| HN Mirror

Y	Hacker News new \| ask \| show \| jobs

by jarvic 4409 days ago

I haven't seen anything specific about how they are doing it, but I can give you a few guesses as to what common approaches would be.

The most straightforward way to model the shapes themselves is to put some points on each letter in corresponding locations on each letter. Every sample of each letter would need the same number of points, and each point would need to be in roughly the same spatial location on the letter (so, for a letter S, the first point in every sample would be at one end, the last at the other, and the ones between at some kind of identifying landmarks).

Given these collections of sampled curves, the simplest thing to do is to just compute the Euclidean mean, treating each of them as a point in a high-dimensional space. You could go farther and do PCA, giving you not only a mean but modes of variation. Using this you could examine the most common ways in which each letter varies in the population, which can be an interesting thing to study.
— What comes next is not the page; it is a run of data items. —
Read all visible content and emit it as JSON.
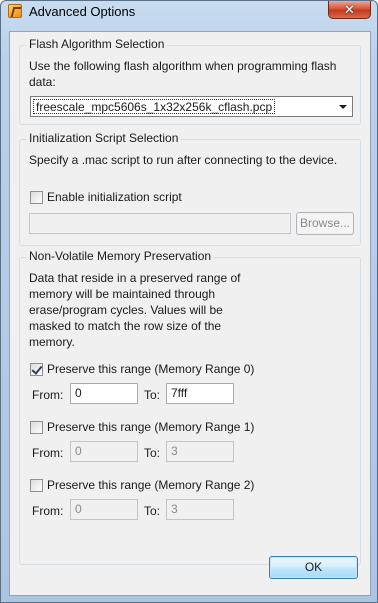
{
  "window": {
    "title": "Advanced Options",
    "close_glyph": "✕"
  },
  "flash": {
    "title": "Flash Algorithm Selection",
    "description": "Use the following flash algorithm when programming flash data:",
    "selected_algorithm": "freescale_mpc5606s_1x32x256k_cflash.pcp"
  },
  "init": {
    "title": "Initialization Script Selection",
    "description": "Specify a .mac script to run after connecting to the device.",
    "checkbox_label": "Enable initialization script",
    "checked": false,
    "script_path": "",
    "browse_label": "Browse..."
  },
  "nvm": {
    "title": "Non-Volatile Memory Preservation",
    "description": "Data that reside in a preserved range of memory will be maintained through erase/program cycles. Values will be masked to match the row size of the memory.",
    "from_label": "From:",
    "to_label": "To:",
    "ranges": [
      {
        "label": "Preserve this range (Memory Range 0)",
        "checked": true,
        "from": "0",
        "to": "7fff"
      },
      {
        "label": "Preserve this range (Memory Range 1)",
        "checked": false,
        "from": "0",
        "to": "3"
      },
      {
        "label": "Preserve this range (Memory Range 2)",
        "checked": false,
        "from": "0",
        "to": "3"
      }
    ]
  },
  "footer": {
    "ok_label": "OK"
  }
}
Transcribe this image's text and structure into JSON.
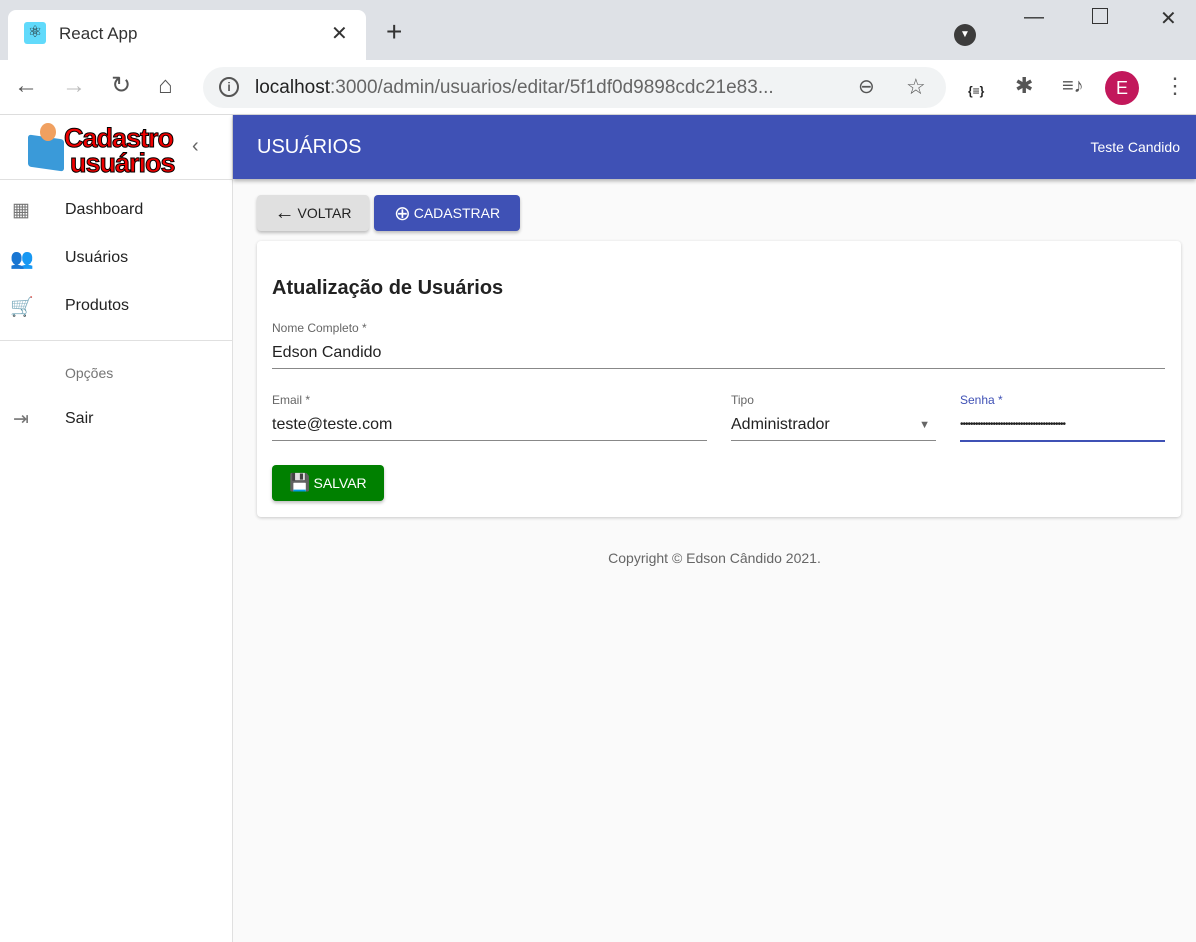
{
  "browser": {
    "tab_title": "React App",
    "url_host": "localhost",
    "url_rest": ":3000/admin/usuarios/editar/5f1df0d9898cdc21e83...",
    "avatar_letter": "E"
  },
  "sidebar": {
    "logo_line1": "Cadastro",
    "logo_line2": "usuários",
    "items": [
      {
        "label": "Dashboard"
      },
      {
        "label": "Usuários"
      },
      {
        "label": "Produtos"
      }
    ],
    "section": "Opções",
    "logout": "Sair"
  },
  "header": {
    "title": "USUÁRIOS",
    "user": "Teste Candido"
  },
  "actions": {
    "back": "VOLTAR",
    "create": "CADASTRAR"
  },
  "form": {
    "title": "Atualização de Usuários",
    "name_label": "Nome Completo *",
    "name_value": "Edson Candido",
    "email_label": "Email *",
    "email_value": "teste@teste.com",
    "type_label": "Tipo",
    "type_value": "Administrador",
    "password_label": "Senha *",
    "password_value": "••••••••••••••••••••••••••••••••••••••••••",
    "save": "SALVAR"
  },
  "footer": {
    "copyright": "Copyright © Edson Cândido 2021."
  },
  "colors": {
    "primary": "#3f51b5",
    "save": "#008000"
  }
}
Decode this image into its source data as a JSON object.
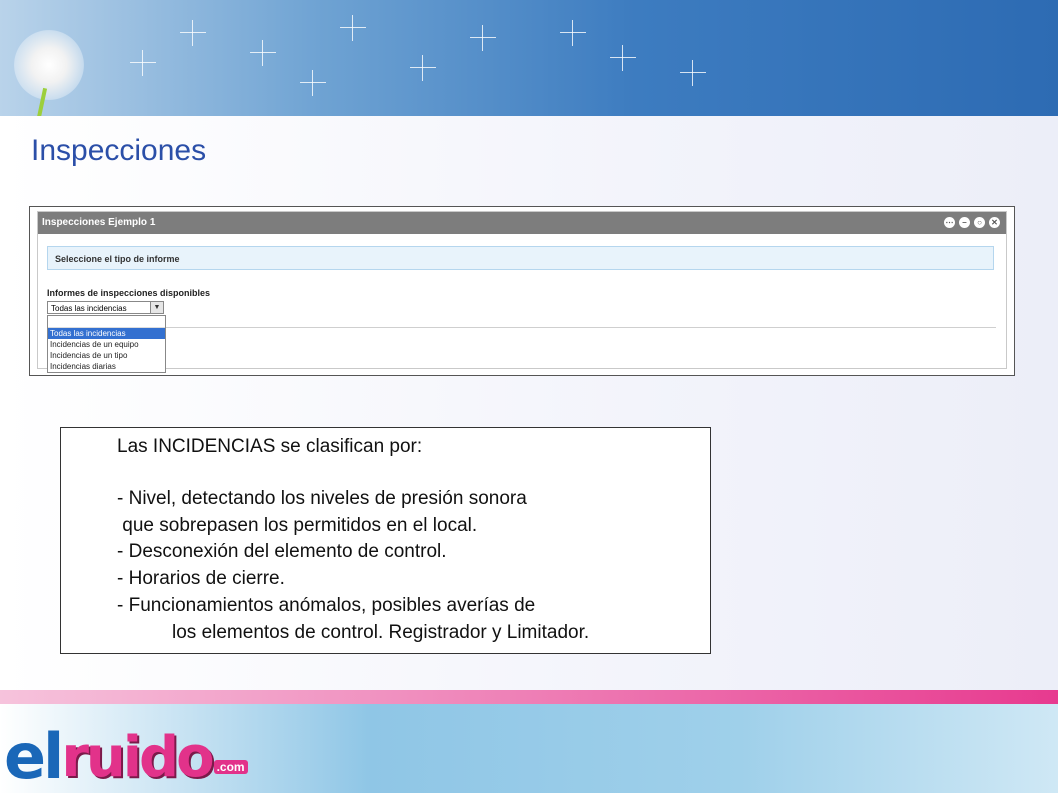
{
  "slide": {
    "title": "Inspecciones"
  },
  "window": {
    "title": "Inspecciones Ejemplo 1",
    "info_bar": "Seleccione el tipo de informe",
    "section_label": "Informes de inspecciones disponibles",
    "select_value": "Todas las incidencias",
    "options": [
      "Todas las incidencias",
      "Incidencias de un equipo",
      "Incidencias de un tipo",
      "Incidencias diarias"
    ]
  },
  "notes": {
    "lines": [
      "Las INCIDENCIAS se clasifican por:",
      "- Nivel, detectando los niveles de presión sonora",
      " que sobrepasen los permitidos en el local.",
      "- Desconexión del elemento de control.",
      "- Horarios de cierre.",
      "- Funcionamientos anómalos, posibles averías de",
      "los elementos de control. Registrador y Limitador."
    ]
  },
  "logo": {
    "el": "el",
    "ruido": "ruido",
    "com": ".com"
  },
  "colors": {
    "title": "#2b4fa8",
    "accent_pink": "#e2328a",
    "accent_blue": "#1a67b8",
    "selected_option": "#3370d0"
  }
}
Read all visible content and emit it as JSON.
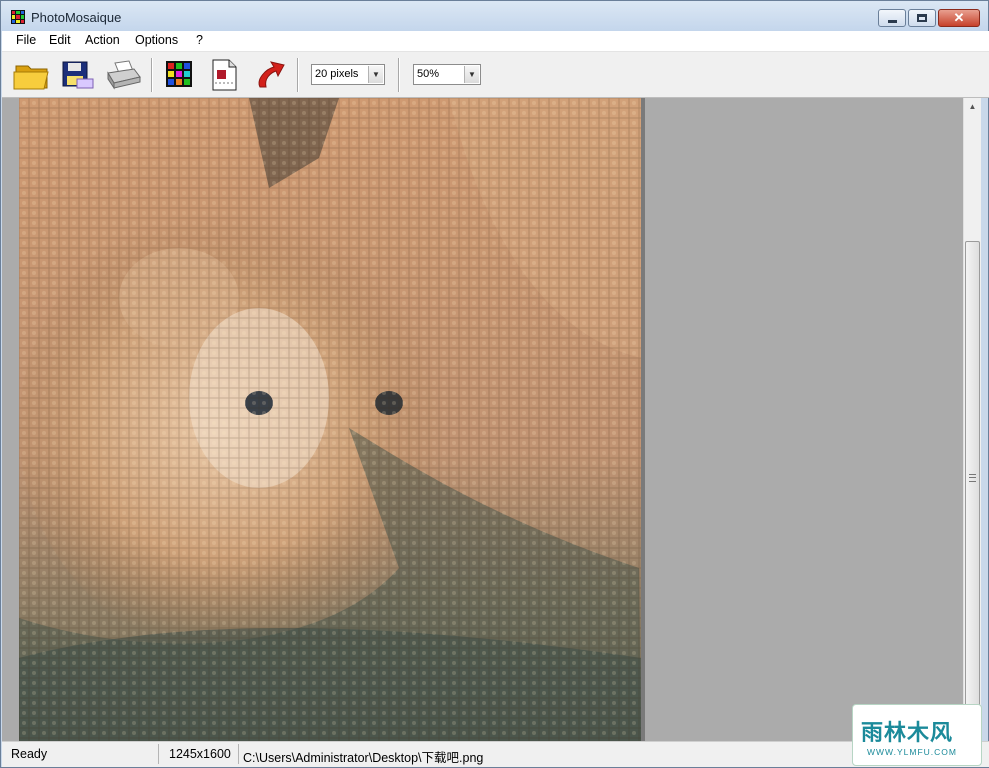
{
  "window": {
    "title": "PhotoMosaique"
  },
  "menu": {
    "items": [
      "File",
      "Edit",
      "Action",
      "Options",
      "?"
    ]
  },
  "toolbar": {
    "buttons": [
      "open-folder-icon",
      "save-disk-icon",
      "print-icon",
      "color-grid-icon",
      "document-icon",
      "undo-arrow-icon"
    ],
    "tile_size": "20 pixels",
    "zoom": "50%"
  },
  "status": {
    "state": "Ready",
    "dimensions": "1245x1600",
    "path": "C:\\Users\\Administrator\\Desktop\\下载吧.png"
  },
  "watermark": {
    "main": "雨林木风",
    "sub": "WWW.YLMFU.COM"
  },
  "colors": {
    "titlebar": "#c9d8ea",
    "workspace": "#ababab",
    "close": "#c7412b"
  }
}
What I've described is building a statistical shape model from a boundary point distribution model (PDM) of an object. This is typically done in the context where you want to fit your model to new instances of the object, not just for finding a mean, and are known as Active Shape Models. You can check it out on wikipedia (en.wikipedia.org/wiki/Active_shape_model). Here is one (among many possible choices) describing generally how this is done:

http://tinyurl.com/nxjwygn

There are other techniques for representing the shapes or computing statistics that can produce better models, both from theoretical and practical points of view, but this is generally the most common and would be my first choice if I was going to do something like this. Of course, they could be doing something much simpler like a simple averaging of the images (assuming the letters are all in roughly the same place) as well.